1. It's important to split the risk and function of the deregulated exchanges. If Kraken and Bitstamp get hacked and you have funds there that are lost, it's a big financial impact to you. If you trade CME futures that use Kraken as one of a basket of places they use only to set the index value and Kraken gets hacked, it has next to no impact or absolutely no financial impact to you. The potential maximum financial impact to you in the first case is huge, the potential maximum financial impact to you in the second case is tiny. So I would disagree with the line of thinking that says because CME uses unregulated exchanges to get reference prices, they're somehow even in the same risk universe as using unregulated exchanges.
While it's absolutely possible that a large spot exchange could get hacked and lose funds, in practice over multiple hacks over the last few years, the reputable exchanges have made their clients whole. In fact even some of the smaller ones have compensated users for hacks.
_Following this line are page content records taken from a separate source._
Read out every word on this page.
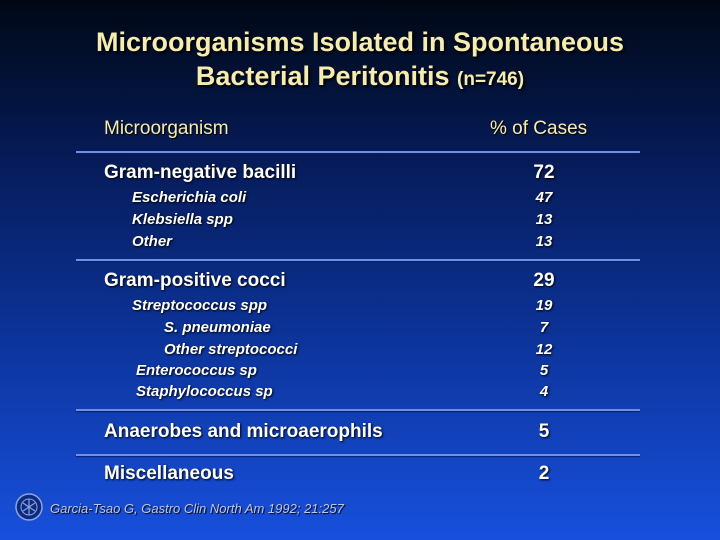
Microorganisms Isolated in Spontaneous
Bacterial Peritonitis (n=746)
Microorganism	% of Cases
Gram-negative bacilli	72
Escherichia coli	47
Klebsiella spp	13
Other	13
Gram-positive cocci	29
Streptococcus spp	19
S. pneumoniae	7
Other streptococci	12
Enterococcus sp	5
Staphylococcus sp	4
Anaerobes and microaerophils	5
Miscellaneous	2
Garcia-Tsao G, Gastro Clin North Am 1992; 21:257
Your assumption that just because they are all unregulated they are all in the same risk universe is incorrect.
2. Sorry, only 21 crypto exchanges hacked, and one crypto itself "hacked" (yes, I understand it was a 51% attack and yes, I could go into a long discussion about exactly what that is, I'm not as ignorant on blockchain as you've assume). Versus zero regulated exchanges. How does that change my point exactly?
3. I never even intimated that CME BTC futures prices influence markets and if it does or not has absolutely nothing to do with my point. I'm really confused why you're bringing this up in response to my post pointing out that unregulated crypto exchanges carry a risk premium because they're demonstrably risky compared to CME?
The regulated exchanges you refer to here are CME/ICE BAKKT. Of course they wouldn't be hacked they don't have spot/physical. Why would anyone hack a futures exchange? Your argument is a strawman.
LedgerX? They stopped accepting retail a long time ago. Also, pretty sure they are unregulated too.
And in the same line of thought, what does the 51% on BTC Gold have anything to do with this discussion other than something you can point to? We are not talking about BTC Gold, drop the strawmans.
My point with CME futures prices is that you insinuate that only regulated exchanges are worth trading/reliable counterparties, which is incorrect. CME/BAKKT crypto products could disappear overnight and it wouldn't affect the crypto space/prices at all. A large spot exchange disappearing overnight would.
4. Futures diverge from spot for a number of reasons depending on commodity. My assertion is that they diverge from spot in BTC because there is a very real risk that the platform you have to use in order to take advantage of that arbitrage opportunity is not itself risk free, it is in fact demonstrably very risky. And therefore the divergence in futures prices from spot is not a risk free or even low risk arbitrage opportunity, it is in fact a reflection of the risk that you take on in order to take advantage of that opportunity. I'm certainly open for discussion on what level of risk there is in a given unregulated exchange and if the current premium reflects that risk. Happy to learn from anyone who's willing to discuss that. But I'd advocate that claiming there is no risk, and furthermore claiming that anyone who claims there is risk is doing so from a position of ignorance, isn't terribly helpful in advancing the discussion. Refusing to acknowledge even the possibility of any minuses is more a sign of being caught up in a bit of a cult in my experience.
There are 2 points you are mistaken here on given your assertion:
1)Since CME is a regulated exchange and has no counterparty risk, CME BTC futures shouldn't diverge from spot because the cost of carry is 0 for digital assets. So why do they?
2)Again, you are mistaking futures basis for some notion of "risk premium" of counterparty risk. If you actually knew what you were talking about on this point, you would notice that most of the futures prices on non regulated exchanges are roughly the same. The prices of futures on these exchanges have nothing to do with the counterparty risk.
Also you completely did not address the fact I stated that if an exchange has serious counterparty risk, it will show up in that exchanges spot price for assets. Again, you need to research more.
To sum up, although you may have some knowledge of the space there is much more you need to know. Don't apply traditional asset thinking to digital assets.